Are foot patrols the right step?

Foot patrols by police may be popular with the public, but are they the most efficient use of limited resources?

The appearance of uniformed police officers walking the streets of Chilliwack drew cheers last week.

On Tuesday, RCMP superintendent Deanne Burleigh  told city councillors the foot patrols were part of a fluid and aggressive campaign aimed at a blossoming crime rate.

Incidents of crime have risen dramatically over the past year: theft from vehicles is up 57 per cent,  property crime up 33 per cent, and weapons offences a soaring 114 per cent.

The fact violent crime is more prevalent among those engaged in a riskier lifestyle is no solace to a community shocked by recent violence.

And even though property crime falls outside what is typically called serious, it is hardly victimless. Theft from a vehicle, or the violation of a home can devastate an individual’s sense of security and confidence in the community he or she calls home.

For many, the addition of foot patrols will help maintain – or regain – that sense of security.

There’s something nostalgic about a cop walking the beat, chatting with shopkeepers, greeting neighbours and admonishing malefactors.

But frankly, those days are over. They died on the streets of Moncton, where three RCMP officers were shot to death and another two injured; in Mayerthorpe where four officers were gunned down; in Ottawa and Quebec City where uniformed soldiers were killed in apparent terror attacks.

Those incidents have changed the way police engage with the community they’re paid to protect.

And rightly so.

While we may draw comfort from an officer patrolling the streets, none of us would want someone harmed in a effort to provide us with the illusion of security.

Because it is an illusion. Foot patrols are one of the least effective ways to use a highly skilled, and well trained police resource.

For one, uniformed officers won’t be patrolling alone; reality no longer allows it.
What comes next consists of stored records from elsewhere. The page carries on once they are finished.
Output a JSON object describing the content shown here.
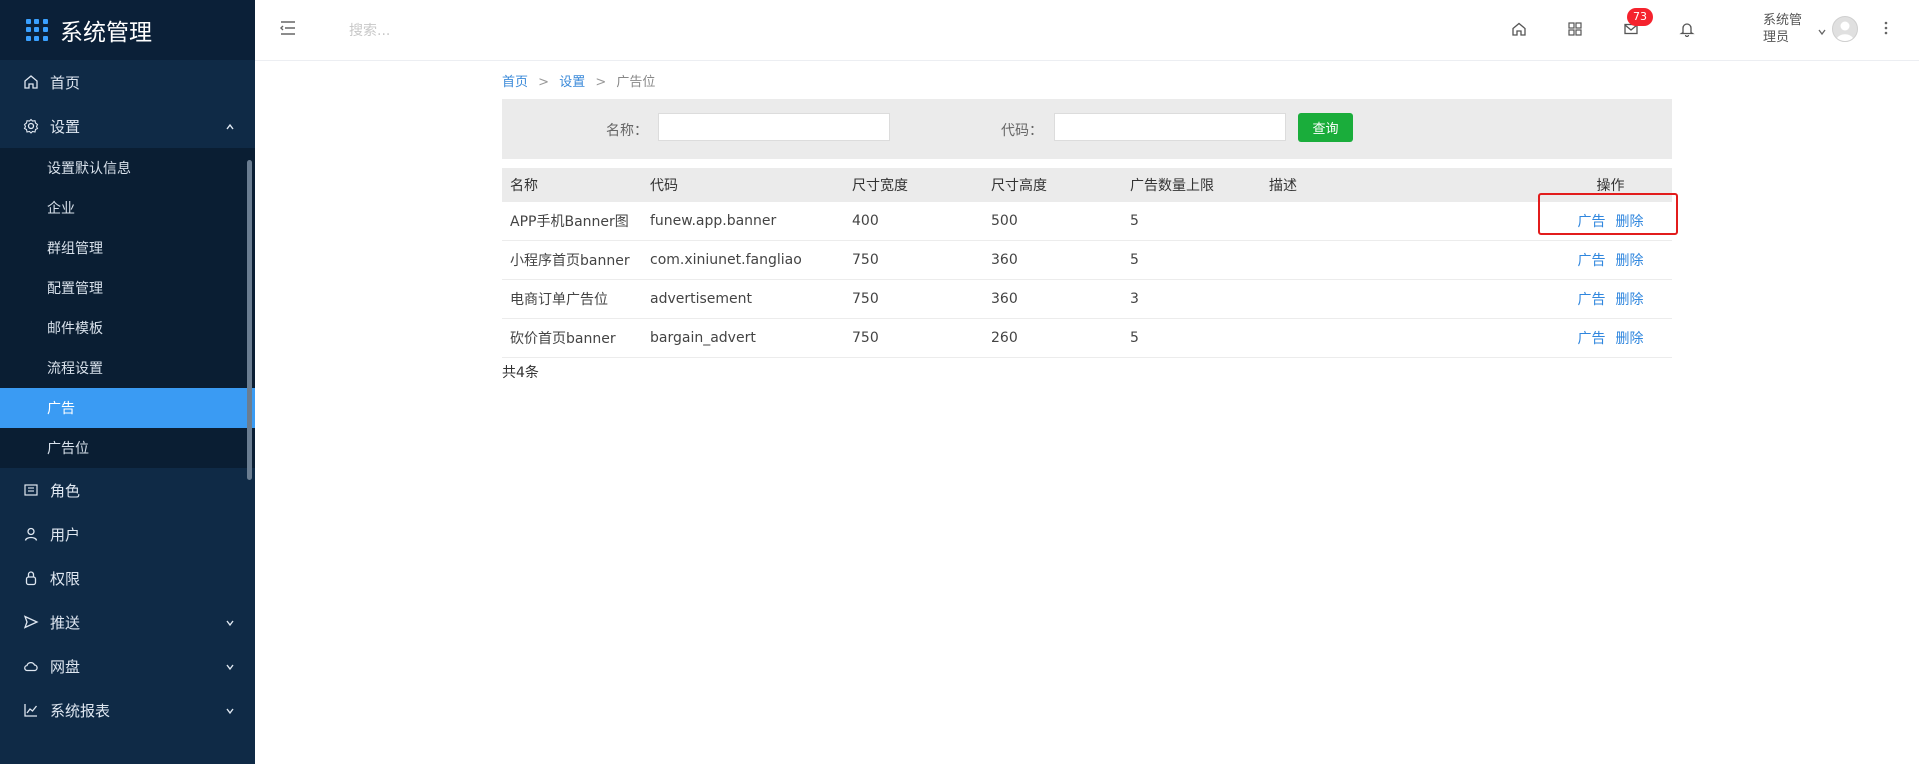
{
  "app": {
    "title": "系统管理"
  },
  "sidebar": {
    "items": [
      {
        "label": "首页",
        "icon": "home-icon"
      },
      {
        "label": "设置",
        "icon": "gear-icon",
        "expanded": true
      },
      {
        "label": "角色",
        "icon": "role-icon"
      },
      {
        "label": "用户",
        "icon": "user-icon"
      },
      {
        "label": "权限",
        "icon": "lock-icon"
      },
      {
        "label": "推送",
        "icon": "send-icon"
      },
      {
        "label": "网盘",
        "icon": "cloud-icon"
      },
      {
        "label": "系统报表",
        "icon": "chart-icon"
      }
    ],
    "settings_children": [
      {
        "label": "设置默认信息"
      },
      {
        "label": "企业"
      },
      {
        "label": "群组管理"
      },
      {
        "label": "配置管理"
      },
      {
        "label": "邮件模板"
      },
      {
        "label": "流程设置"
      },
      {
        "label": "广告",
        "active": true
      },
      {
        "label": "广告位"
      }
    ]
  },
  "header": {
    "search_placeholder": "搜索...",
    "mail_badge": "73",
    "user_name": "系统管理员",
    "icons": [
      "menu-toggle-icon",
      "home-icon",
      "apps-icon",
      "mail-icon",
      "bell-icon",
      "chevron-down-icon",
      "avatar",
      "more-vertical-icon"
    ]
  },
  "breadcrumb": {
    "home": "首页",
    "settings": "设置",
    "current": "广告位",
    "sep": ">"
  },
  "filter": {
    "name_label": "名称：",
    "code_label": "代码：",
    "name_value": "",
    "code_value": "",
    "query_button": "查询"
  },
  "table": {
    "columns": [
      "名称",
      "代码",
      "尺寸宽度",
      "尺寸高度",
      "广告数量上限",
      "描述",
      "操作"
    ],
    "rows": [
      {
        "name": "APP手机Banner图",
        "code": "funew.app.banner",
        "width": "400",
        "height": "500",
        "limit": "5",
        "desc": ""
      },
      {
        "name": "小程序首页banner",
        "code": "com.xiniunet.fangliao",
        "width": "750",
        "height": "360",
        "limit": "5",
        "desc": ""
      },
      {
        "name": "电商订单广告位",
        "code": "advertisement",
        "width": "750",
        "height": "360",
        "limit": "3",
        "desc": ""
      },
      {
        "name": "砍价首页banner",
        "code": "bargain_advert",
        "width": "750",
        "height": "260",
        "limit": "5",
        "desc": ""
      }
    ],
    "action_ad": "广告",
    "action_delete": "删除",
    "total": "共4条"
  },
  "colors": {
    "sidebar_bg": "#0f2a46",
    "active_item": "#3a9bf3",
    "link": "#2f86de",
    "query_button": "#1aad3b",
    "badge": "#f5222d",
    "highlight_box": "#e21c1c"
  }
}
They will be in groups of two or three, like what we saw last week.

Even then, they will be away from their vehicles – away from the computer terminals that provide them far more information than their radio ever could, and away from the vehicle that could take them swiftly to an emergency across town.

The reality is, if we want foot patrols we will have to pay for them. We will need to increase police spending to provide additional resources so patrols can be done safely, and gaps not created elsewhere.

But before that happens, we need evidence that this is the best way to spend that money.